In [1]:
import findspark
findspark.init()
import pyspark
sc=pyspark.SparkContext(appName="MyAppName")
sc

In [2]:
from pyspark.sql import SparkSession
from pyspark.sql.functions import col, sum as _sum, min as _min, max as _max, asc, month, dayofmonth

# Create Spark Session
spark = SparkSession.builder.appName("Assignment1").getOrCreate()


In [3]:
# Product Data
product_data = [
    (101, "Laptop", "Electronics", 60000),
    (102, "Mobile", "Electronics", 20000),
    (103, "Book", "Stationery", 500),
    (104, "Tablet", "Electronics", 30000)
]
product_cols = ["product_id", "pname", "ptype", "price"]
product_df = spark.createDataFrame(product_data, product_cols)

# Customer Data
customer_data = [
    (1, "Amit", "9999999999", "Pune"),
    (2, "Priya", "8888888888", "Mumbai"),
    (3, "Ravi", "7777777777", "Pune"),
    (4, "Sneha", "6666666666", "Delhi")
]
customer_cols = ["cust_id", "cname", "mobileno", "city"]
customer_df = spark.createDataFrame(customer_data, customer_cols)

# Orders Data
orders_data = [
    (1001, "2013-08-01", 1, "COMPLETE"),
    (1002, "2013-08-15", 2, "CLOSED"),
    (1003, "2013-09-01", 3, "PENDING"),
    (1004, "2013-09-10", 4, "COMPLETE")
]
orders_cols = ["order_id", "order_date", "order_customer_id", "order_status"]
orders_df = spark.createDataFrame(orders_data, orders_cols)

# Order Items Data
order_items_data = [
    (1, 1001, 101, 1, 60000),
    (2, 1001, 103, 2, 1000),
    (3, 1002, 102, 1, 20000),
    (4, 1003, 104, 2, 60000),
    (5, 1004, 103, 3, 1500)
]
order_items_cols = ["order_item_id", "order_item_order_id", "order_item_product_id", "order_item_quantity", "order_item_subtotal"]
order_items_df = spark.createDataFrame(order_items_data, order_items_cols)


(a) Get details of all customers from Pune city

In [4]:
customer_df.filter(col("city") == "Pune").show()
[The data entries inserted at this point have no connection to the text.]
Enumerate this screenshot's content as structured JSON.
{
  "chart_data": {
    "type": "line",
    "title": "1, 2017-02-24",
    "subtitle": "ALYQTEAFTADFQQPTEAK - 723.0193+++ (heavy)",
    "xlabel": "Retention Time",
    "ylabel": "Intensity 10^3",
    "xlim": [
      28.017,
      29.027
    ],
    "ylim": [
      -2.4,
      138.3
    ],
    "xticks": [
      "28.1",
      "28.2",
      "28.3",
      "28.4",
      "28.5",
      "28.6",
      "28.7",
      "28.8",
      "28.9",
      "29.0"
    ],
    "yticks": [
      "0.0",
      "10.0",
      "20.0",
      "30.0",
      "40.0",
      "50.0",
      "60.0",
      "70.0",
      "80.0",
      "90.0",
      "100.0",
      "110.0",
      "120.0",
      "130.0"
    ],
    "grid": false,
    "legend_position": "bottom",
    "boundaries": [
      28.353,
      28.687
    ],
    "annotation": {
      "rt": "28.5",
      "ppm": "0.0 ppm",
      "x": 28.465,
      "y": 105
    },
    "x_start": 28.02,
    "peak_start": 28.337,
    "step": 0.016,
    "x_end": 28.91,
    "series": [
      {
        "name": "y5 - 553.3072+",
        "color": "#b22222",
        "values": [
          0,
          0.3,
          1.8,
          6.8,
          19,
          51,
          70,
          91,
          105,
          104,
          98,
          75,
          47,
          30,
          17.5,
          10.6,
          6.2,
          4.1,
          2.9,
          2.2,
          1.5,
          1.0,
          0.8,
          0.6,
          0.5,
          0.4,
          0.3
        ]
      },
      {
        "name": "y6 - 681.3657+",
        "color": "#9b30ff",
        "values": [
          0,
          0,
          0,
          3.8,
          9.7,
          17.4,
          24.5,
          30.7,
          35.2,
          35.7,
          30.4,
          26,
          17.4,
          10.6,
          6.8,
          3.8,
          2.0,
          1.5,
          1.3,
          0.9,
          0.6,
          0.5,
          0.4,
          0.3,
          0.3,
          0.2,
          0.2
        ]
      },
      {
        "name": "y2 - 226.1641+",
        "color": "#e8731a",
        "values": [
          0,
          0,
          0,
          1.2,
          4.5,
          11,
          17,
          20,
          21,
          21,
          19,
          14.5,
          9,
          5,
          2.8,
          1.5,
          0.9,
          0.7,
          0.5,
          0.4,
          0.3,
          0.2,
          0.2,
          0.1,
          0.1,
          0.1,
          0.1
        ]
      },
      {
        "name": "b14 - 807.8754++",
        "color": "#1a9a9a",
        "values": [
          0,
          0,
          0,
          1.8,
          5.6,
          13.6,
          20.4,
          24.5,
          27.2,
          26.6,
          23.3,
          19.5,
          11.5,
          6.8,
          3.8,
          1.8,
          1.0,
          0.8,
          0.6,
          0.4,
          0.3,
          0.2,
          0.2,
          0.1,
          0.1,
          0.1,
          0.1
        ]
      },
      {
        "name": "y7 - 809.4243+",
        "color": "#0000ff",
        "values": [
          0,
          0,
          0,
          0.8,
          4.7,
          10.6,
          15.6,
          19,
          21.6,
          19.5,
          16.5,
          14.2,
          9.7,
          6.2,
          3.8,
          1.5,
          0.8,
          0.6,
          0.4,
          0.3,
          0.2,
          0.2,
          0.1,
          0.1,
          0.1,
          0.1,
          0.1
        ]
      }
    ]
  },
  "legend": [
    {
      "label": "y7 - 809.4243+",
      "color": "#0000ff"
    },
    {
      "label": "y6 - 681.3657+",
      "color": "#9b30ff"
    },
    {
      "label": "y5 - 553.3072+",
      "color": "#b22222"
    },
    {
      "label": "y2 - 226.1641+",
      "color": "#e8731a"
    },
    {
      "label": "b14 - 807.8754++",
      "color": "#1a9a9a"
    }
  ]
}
+-------+-----+----------+----+
|cust_id|cname|  mobileno|city|
+-------+-----+----------+----+
|      1| Amit|9999999999|Pune|
|      3| Ravi|7777777777|Pune|
+-------+-----+----------+----+



(b) Get details of orders with subtotal > 20000 in month 8 (August)

In [5]:
orders_df.join(order_items_df, orders_df.order_id == order_items_df.order_item_order_id) \
    .filter((order_items_df.order_item_subtotal > 20000) & (month(col("order_date")) == 8)) \
    .show()


+--------+----------+-----------------+------------+-------------+-------------------+---------------------+-------------------+-------------------+
|order_id|order_date|order_customer_id|order_status|order_item_id|order_item_order_id|order_item_product_id|order_item_quantity|order_item_subtotal|
+--------+----------+-----------------+------------+-------------+-------------------+---------------------+-------------------+-------------------+
|    1001|2013-08-01|                1|    COMPLETE|            1|               1001|                  101|                  1|              60000|
+--------+----------+-----------------+------------+-------------+-------------------+---------------------+-------------------+-------------------+



(c) Print orders in ascending order of subtotal

In [6]:
orders_df.join(order_items_df, orders_df.order_id == order_items_df.order_item_order_id) \
    .orderBy(asc("order_item_subtotal")).show()


+--------+----------+-----------------+------------+-------------+-------------------+---------------------+-------------------+-------------------+
|order_id|order_date|order_customer_id|order_status|order_item_id|order_item_order_id|order_item_product_id|order_item_quantity|order_item_subtotal|
+--------+----------+-----------------+------------+-------------+-------------------+---------------------+-------------------+-------------------+
|    1001|2013-08-01|                1|    COMPLETE|            2|               1001|                  103|                  2|               1000|
|    1004|2013-09-10|                4|    COMPLETE|            5|               1004|                  103|                  3|               1500|
|    1002|2013-08-15|                2|      CLOSED|            3|               1002|                  102|                  1|              20000|
|    1001|2013-08-01|                1|    COMPLETE|            1|               1001|                  10

(d) Print customer details with min and max order amount

In [7]:
cust_orders = orders_df.join(order_items_df, orders_df.order_id == order_items_df.order_item_order_id) \
                       .join(customer_df, orders_df.order_customer_id == customer_df.cust_id)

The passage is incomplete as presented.